What Really Happens:

To satisfy his performance jones in New York, Yussel does shows at an all-black club under the name Jess Robin. The rub is that he has to use make-up to pass himself off as a black man. Thankfully there's only one scene of this, and it ends with Neil's whiteness being discovered, getting into a fight with Winston Zedmore (from Ghostbusters), and going to jail. All this after a stirring rendition of You Baby, which sounds like a lost Motown classic. Following this, Neil must listen to both his wife and his father tell him how ridiculous his dreams are. This is always a good thing to do to your loved ones…crush their spirits!

When Jess gets an opportunity to have his ballad Love On The Rocks performed by a real recording artist (the dreamy Keith Lennox) he jumps at the chance and goes out to L.A. At this point the film presents the viewer with a real moral conundrum: Is Jess being selfish by leaving behind his commitments, or is he right to follow his dreams? The events that follow try to make that a simple question in favor of the latter, but I'm not convinced.

Anyway, it turns out Lennox wants to ruin Love On The Rocks by performing it as a screaming rocker. So with the help of Molly, a record company rep played by Lucy and Ricky's little girl, Jess decides to make a go of performing his own music. He nabs a spot opening for Zany Gray (?) and despite his metallic maroon shirt, impresses. This leads to a record deal!

As things snowball with Jess's career, he and Molly spend so much time together they can't help but begin making goo-goo eyes at one another. But, oops, Neil's wife is still in the picture and is still NOT happy about this whole becoming a rock star thing. This leads to divorce.

Of course Jess goes immediately to Molly after his divorce is finalized (the ink probably wasn't even dry) and declares his love. It comes off as desperation, but quickly pays off. Then we are treated to a goofy "in love" montage replete with cultural misunderstandings, dreamy looks, tandem bicycle rides, and a chest-hair-heavy sex scene.

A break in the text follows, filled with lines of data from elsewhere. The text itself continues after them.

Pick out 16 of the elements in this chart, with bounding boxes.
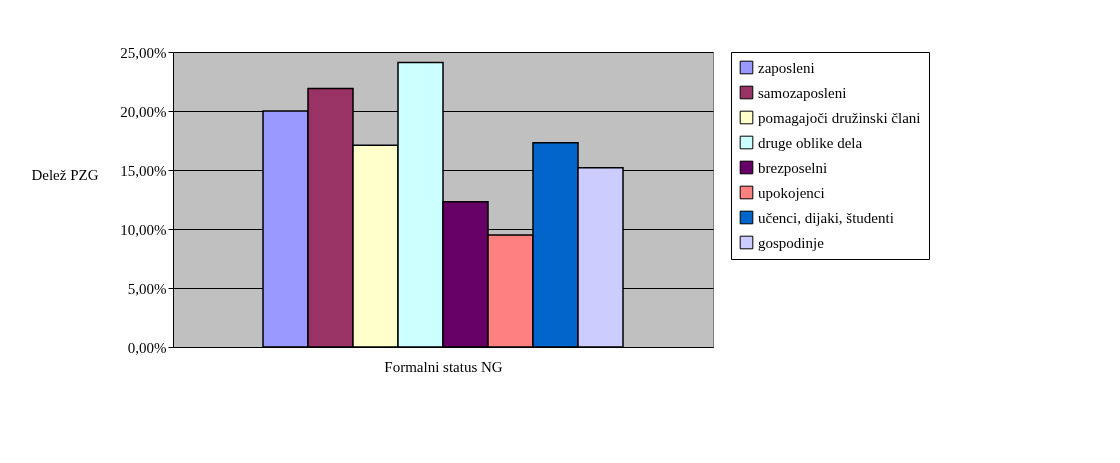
y-tick-label: 20,00% xyxy=(120,103,167,120)
y-tick-label: 5,00% xyxy=(127,280,167,297)
legend-label: pomagajoči družinski člani xyxy=(758,109,921,126)
y-tick-label: 10,00% xyxy=(120,221,167,238)
legend-label: gospodinje xyxy=(758,234,825,251)
y-tick-label: 15,00% xyxy=(120,162,167,179)
legend-label: zaposleni xyxy=(758,59,815,76)
legend-label: učenci, dijaki, študenti xyxy=(758,209,894,226)
legend-label: upokojenci xyxy=(758,184,825,201)
y-axis-title: Delež PZG xyxy=(31,166,99,183)
y-tick-label: 0,00% xyxy=(127,339,167,356)
legend-label: druge oblike dela xyxy=(758,134,863,151)
legend-label: samozaposleni xyxy=(758,84,847,101)
y-tick-label: 25,00% xyxy=(120,44,167,61)
legend-label: brezposelni xyxy=(758,159,828,176)
x-axis-title: Formalni status NG xyxy=(384,358,503,375)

Then dad comes to visit, and promptly disowns Jess for a variety of complex reasons, but mainly because Molly isn't Jewish. This leads us into the classic A Star Is Born arc, wherein Neil becomes a complete ass (treating Molly poorly, throwing fits during recording and rehearsal). Then, inexplicably, Neil sets off to wander across America alone. He grows a beard, buys a cowboy hat and takes up smoking.

But it turns out he left Molly with a bun in the oven, and she goes ahead and has the baby while he "finds himself." When he finally returns, to find Molly and his son frolicking on the beach, Molly embraces his return. He patches things up with his dad at Yom Kippur, resumes his rock star career, and the credits roll to the strains of America.

But wait, let's do the math. If Jess had no clue Molly was pregnant when he left, then she couldn't have been very far along. So let's say she was one month pregnant when he left. The kid appears to be at LEAST six months old when Neil returns. That would mean he was traveling for 14 months. If someone disappeared from your life for over a year, leaving you to take care of a child alone, wouldn't you at least give them a right hook in the jaw before you let them move back into the house? Come on!

Questions and Comments:

To be fair, Jess does attempt to get his wife to come out to L.A. with him, but what's strange is that Hello Again is used as a theme for Jess and Molly, when it actually describes loving someone long distance, and this applies much better to his wife.

I hate to be a prickly pear, but Neil technically isn't a "jazz singer" at all. In fact, you'd be hard-pressed to find any jazz in this movie anywhere, save the brushed drums on Summerlove! Would it have hurt anyone to change the name to The Pop Singer?

Does disowning still happen? We see it in movies and T.V. all of the time, but you rarely meet anyone who has actually been disowned. And at what age do your parents actually stop owning you?

Before watching this movie I'd never before noticed just HOW much Neil resembles Larry from Three's Company.

In Conclusion:

Despite some tasteless moments and misogyny, this movie will be supremely entertaining for any Neil fan. You can tell he really cared about this story, and connected with it. And there's no denying that the soundtrack produced some of Neil's best songs and gave him a strong comeback!